IL CASO E I CASI

Una battuta di quelle buone:
“Il caso è uno pseudonimo di Dio quando non vuole firmare” (John Doe, aprile 2008).

Nessuno più di Freud ha contestato il caso nelle vite personali, riconoscendogli un soggetto sotto il nome “inconscio”, con il che la battuta diventa:
“Il caso è uno pseudonimo di(dd)’io quando non vuole firmare”:
non lo vuole per difetto di titolarità, o legittimità, cioè l’“inconscio” è il … caso dell’io quando riesce solo nell’anonimato (J. Lacan diceva che il nevrotico è “un senza nome”).

C’è poi il caso che Dio abbia creato il non-caso, la necessità, la natura (ciò non sarebbe contraddittorio):
però egli stesso lo ammetterebbe obtorto collo, perché un Signore par suo non firmerebbe un’opera, non dico affatto spregevole o vile, ma che è la banalità stessa:
“banalità” è solo un altro nome della natura:
la Scienza è lì per debanalizzarla almeno un po’, ed è per questo che io psicoanalista, come Freud, sono per la Scienza (ma in ciò faccio parte di una lobby sempre più sparuta):
le nostre quotidiane e culturali banalizzazioni sono solo una cattiva copia deformata della banalità naturale.

Un tale Signore, poi, non ha certo creato i casi del diritto, dell’economia, della letteratura, della scienza, della politica, del pensiero, né l’“inconscio” come un caso del pensiero.

Ma allora quando firma?, ammesso che consideri il firmare, e in genere lo scrivere, come degno di un Signore par suo:
ho sempre pensato che Galileo non ha avuto una buona idea attribuendo a Dio di scrivere nella natura, per di più in caratteri matematici.

Ma sono questioni, nel mio … caso, di cui rifiuto di occuparmi, non per incompetenza mia ma per rispetto dei diritti altrui, in questo caso dei diritti divini prioritari su quelli umani:
infatti sta alla competenza di “Dio” dirimere le questioni che lo riguardano, da quella della sua firma e del suo nome a quella della sua esistenza (su questo argomento si è sempre cercato di tagliargli l’erba sotto i piedi, di prenderne il posto).

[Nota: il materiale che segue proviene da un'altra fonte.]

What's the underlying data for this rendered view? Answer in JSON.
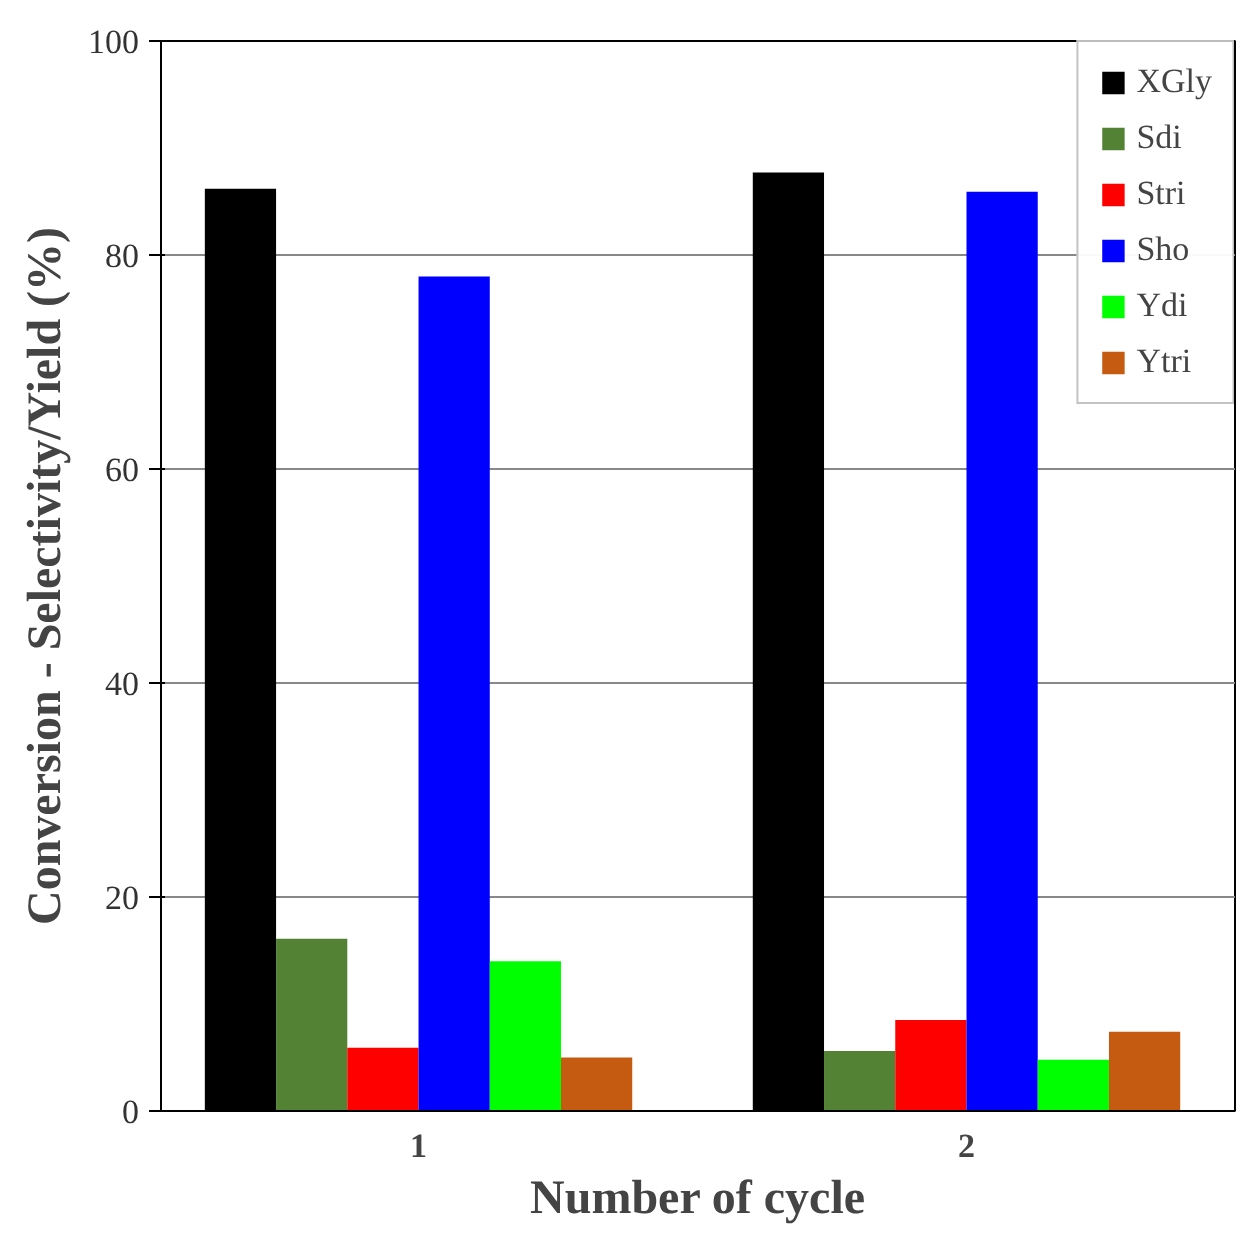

Alla mia, di competenza, sta il fargli posto:
non faccio che dire che ogni atto deve preparare due posti, di Soggetto e di Altro soggetto:
a rischio che il secondo posto non venga occupato, ma il rischio non è per il Soggetto bensì per l’Altro soggetto.

Ma ora mi sembra quasi di provare un’allucinazione uditiva, quella della voce dei miei Professori d’altri tempi che mi avrebbero rimproverato che Dio è trascendente:
non ne dubito, ma anche l’uomo lo è, anzi è da qui che sono ripartito almeno vent’anni fa con la meta-natura del pensiero de natura, legislativo.

Questo concetto di una metanatura reale, motoria, sensibile, non è  difficile, anche se ci sono voluti millenni prima di  Freud:
il mangiare umano (“pulsione orale”) è trascendente (non più “evoluto”) rispetto al mangiare animale (lo sa la lingua tedesca quando distingue, rispettivamente, tra essen e fressen):
l’anoressia è un caso di trascendenza polemica, come lo è in generale tutta la psicopatologia:
si vede che la trascendenza ha pur sempre qualcosa di soddisfacente, anche quando paga prezzi assurdi a un esattore feroce nella sua inesistenza.